On the morning of June 5, 1962, the
Queen Elizabeth
brought my wife and me from Cherbourg to New York for the film
premiere of
Lolita.
On the day of our arrival three or
four journalists interviewed me at the St. Régis hotel. I have
a little cluster of names jotted down in my pocket diary but am
not sure which, if any, refers to that group. The questions and
answers were typed from my notes immediately after the
interview.
Interviewers do not find you a particularly stimulating
person. Why is that so?
I pride myself on being a person with no public appeal. I
have never been drunk in my life. I never use schoolboy words
of four letters. I have never worked in an office or in a coal
mine. I have never belonged to any club or group. No creed or
school has had any influence on me whatsoever. Nothing bores me
more than political novels and the literature of social intent.
Still there must be things that move you-- likes and
dislikes.
My loathings are simple: stupidity, oppression, crime,
cruelty, soft music. My pleasures are the most intense known to
man: writing and butterfly hunting.
You write everything in longhand, don't you?
Yes. I cannot type.
Would you agree to show us a sample of your rough
drafts?
I'm afraid I must refuse. Only ambitious nonentities and
hearty mediocrities exhibit their rough drafts. It is like
passing around samples of one's sputum.
Do you read many new novels? Why do you laugh?
I laugh because well-meaning publishers keep sending me--
with "hope-you-will-like-it-as-much-as-we-do" letters -- only
one kind of fiction: novels truffled with obscenities, fancy
words, and would-be weird incidents. They seem to be all by one
and the same writer-- who is not even the shadow of my shadow.
What is your opinion of the so-called "anti-novel" in
France?
I am not interested in groups, movements, schools of
writing and so forth. I am interested only in the individual
artist. This "anti-novel" does not really exist; but there does
exist one great French writer, Robbe-Grillet; his work is
grotesquely imitated by a number of banal scribblers whom a
phony label assists commercially.
I notice you "haw" and "er"a great deal. Is it a sign
of approaching senility?
Not at all. I have always been a wretched speaker. My
vocabulary dwells deep in my mind and needs paper to wriggle
out into the physical zone. Spontaneous eloquence seems to me a
miracle. I have rewritten-- often several times-- every word I
have ever published. My pencils outlast their erasers.

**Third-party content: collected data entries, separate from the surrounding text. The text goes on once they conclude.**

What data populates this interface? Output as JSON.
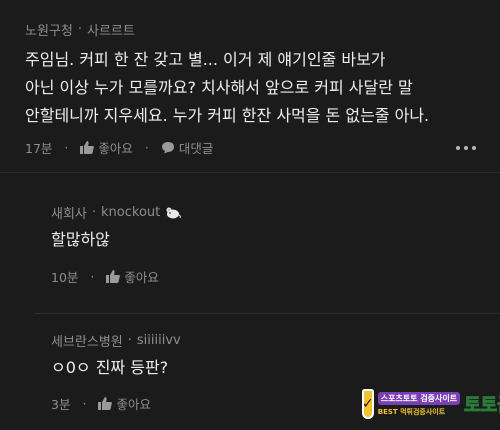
{
  "colors": {
    "background": "#1b1b1b",
    "text": "#ededed",
    "muted": "#8e8e8e",
    "divider": "#2d2d2d"
  },
  "comment": {
    "nickname": "노원구청",
    "separator": "·",
    "title": "사르르트",
    "lines": [
      "주임님. 커피 한 잔 갖고 별... 이거 제 얘기인줄 바보가",
      "아닌 이상 누가 모를까요? 치사해서 앞으로 커피 사달란 말",
      "안할테니까 지우세요. 누가 커피 한잔 사먹을 돈 없는줄 아나."
    ],
    "time": "17분",
    "like_label": "좋아요",
    "reply_label": "대댓글",
    "more_icon": "more-dots-icon"
  },
  "replies": [
    {
      "nickname": "새회사",
      "separator": "·",
      "title": "knockout",
      "title_icon": "mouse-icon",
      "text": "할많하않",
      "time": "10분",
      "like_label": "좋아요"
    },
    {
      "nickname": "세브란스병원",
      "separator": "·",
      "title": "siiiiiivv",
      "text": "ㅇ0ㅇ 진짜 등판?",
      "time": "3분",
      "like_label": "좋아요"
    }
  ],
  "watermark": {
    "line1": "스포츠토토 검증사이트",
    "line2": "BEST 먹튀검증사이트",
    "big": "토토군"
  }
}
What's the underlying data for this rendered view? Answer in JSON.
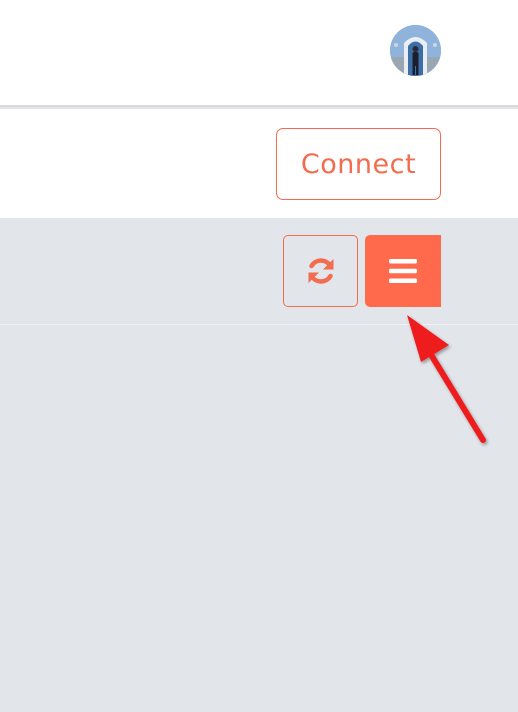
{
  "header": {
    "avatar_icon": "user-avatar-photo"
  },
  "connect": {
    "label": "Connect"
  },
  "toolbar": {
    "refresh_icon": "refresh-icon",
    "menu_icon": "hamburger-menu-icon"
  },
  "colors": {
    "accent": "#f26c4f",
    "menu_button_bg": "#ff6a4d",
    "page_bg": "#e2e5ea",
    "annotation_arrow": "#ee1c1c"
  }
}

What about TV appearances?
Well (you always begin with "well" on TV), after one such
appearance in London a couple of years ago I was accused by a
naive critic of squirming and avoiding the camera. The
interview, of course, had been carefully rehearsed. I had
carefully written out all my answers (and most of the
questions), and because I am such a helpless speaker, I had my
notes (mislaid since) on index cards arranged before me--
ambushed behind various innocent props; hence I could neither
stare at the camera nor leer at the questioner.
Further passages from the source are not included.